Where the sense is even more figurative (live = real-time, not recorded, for example), live is normally used in both contexts...
This news report is live (being broadcast as events happen)
It's a live news report (has exactly the same meaning).
TL;DR: OP's teacher is quite correct - native speakers would normally say is alive when they literally mean has not [yet] died, because it's an "attributive" usage.
So your sentence is
Although she forgot to water it for a week, the plant was still __
In the blanks you have to place an adjective, that is apparent. And to fill in the blank you have two alternatives - alive and live
Now consider the two words and how it's used in that meaning. It will help you choose the correct one to fill in the blank.
Live - (adj - Used only before a noun) Not dead or inanimate; living
Example -
- A live animal
- A live match
(N.B - There are other meaning and usage for "live" that you can find in dictionary. But I just mentioned this one as it's relevant to your original sentence.)
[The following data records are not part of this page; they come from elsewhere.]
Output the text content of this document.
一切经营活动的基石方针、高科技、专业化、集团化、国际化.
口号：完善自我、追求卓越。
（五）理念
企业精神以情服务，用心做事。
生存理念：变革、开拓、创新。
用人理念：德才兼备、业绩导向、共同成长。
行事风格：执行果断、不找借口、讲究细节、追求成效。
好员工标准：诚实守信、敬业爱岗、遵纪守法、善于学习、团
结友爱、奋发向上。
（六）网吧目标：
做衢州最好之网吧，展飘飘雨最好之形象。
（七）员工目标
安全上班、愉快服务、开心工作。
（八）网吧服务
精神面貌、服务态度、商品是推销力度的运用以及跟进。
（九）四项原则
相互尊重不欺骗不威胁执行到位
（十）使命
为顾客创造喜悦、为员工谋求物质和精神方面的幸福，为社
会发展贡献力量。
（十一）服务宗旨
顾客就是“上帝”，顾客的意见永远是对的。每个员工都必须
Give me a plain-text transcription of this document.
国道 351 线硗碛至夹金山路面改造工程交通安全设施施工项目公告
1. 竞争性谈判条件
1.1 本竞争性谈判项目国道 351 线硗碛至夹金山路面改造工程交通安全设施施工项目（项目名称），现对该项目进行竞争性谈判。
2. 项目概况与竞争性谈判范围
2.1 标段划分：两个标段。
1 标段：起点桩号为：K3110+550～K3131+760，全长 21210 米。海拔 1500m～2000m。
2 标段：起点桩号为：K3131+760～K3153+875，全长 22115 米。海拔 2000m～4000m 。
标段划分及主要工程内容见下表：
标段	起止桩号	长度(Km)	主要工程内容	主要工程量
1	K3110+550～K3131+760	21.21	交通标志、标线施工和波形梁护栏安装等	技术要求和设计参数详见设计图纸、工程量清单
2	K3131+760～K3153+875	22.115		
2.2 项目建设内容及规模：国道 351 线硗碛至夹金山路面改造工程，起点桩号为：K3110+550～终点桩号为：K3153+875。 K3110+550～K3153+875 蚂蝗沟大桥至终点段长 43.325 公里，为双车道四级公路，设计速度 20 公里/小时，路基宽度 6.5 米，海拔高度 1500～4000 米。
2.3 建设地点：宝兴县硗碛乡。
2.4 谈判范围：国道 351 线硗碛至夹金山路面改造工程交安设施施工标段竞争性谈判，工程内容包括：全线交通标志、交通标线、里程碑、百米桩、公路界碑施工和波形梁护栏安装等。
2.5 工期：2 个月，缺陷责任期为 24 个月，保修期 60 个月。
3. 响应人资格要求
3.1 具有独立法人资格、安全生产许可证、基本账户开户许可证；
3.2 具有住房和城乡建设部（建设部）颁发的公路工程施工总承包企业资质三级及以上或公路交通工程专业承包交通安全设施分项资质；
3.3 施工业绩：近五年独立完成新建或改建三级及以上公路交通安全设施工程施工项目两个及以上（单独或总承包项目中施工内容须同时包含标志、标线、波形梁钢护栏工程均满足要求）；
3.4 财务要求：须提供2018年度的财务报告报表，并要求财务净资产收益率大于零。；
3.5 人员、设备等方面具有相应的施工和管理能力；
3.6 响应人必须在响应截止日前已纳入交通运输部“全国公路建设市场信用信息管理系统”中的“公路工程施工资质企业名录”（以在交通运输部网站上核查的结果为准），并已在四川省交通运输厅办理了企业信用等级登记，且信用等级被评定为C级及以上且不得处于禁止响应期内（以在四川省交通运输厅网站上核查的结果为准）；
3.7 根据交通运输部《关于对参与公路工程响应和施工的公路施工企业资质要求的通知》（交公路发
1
Alive - (adj) Living and not dead. (Here in dictionary entry nothing was mentioned about its position in reference to noun or whatever it will qualify. But you will learn that it's used not before noun, instead after that.)
Example -
- Hopes of finding anyone still alive were fading
- He was kept alive by a feeding tube
Now it's very clear which one to use to fill in the blank in your sentence. As "live" in this sense is only used before noun or whatever/whoever it describe, so we can't use in this case "live". So we can go for "alive". And this is the correct usage.
Correct sentence -
Although she forgot to water it for a week, the plant was still alive.
Ditto @man_from_india.
Let me add that this is an unusual case. Usually we use the same adjective before a noun as we use in a predicate. For example, "The flag is red. The red flag waved." "The man is hungry. The hungry man ate dinner." But with live/alive, there are two different forms. "The dog is alive. The live dog ran away."
"Live" can be used as a predicate adjective when we are not talking about a creature but about a machine. "The telephone line is live now." "Be careful -- that wire is live."
At the moment I can't think of another adjective that has different forms for these two cases. Can anyone think of other examples?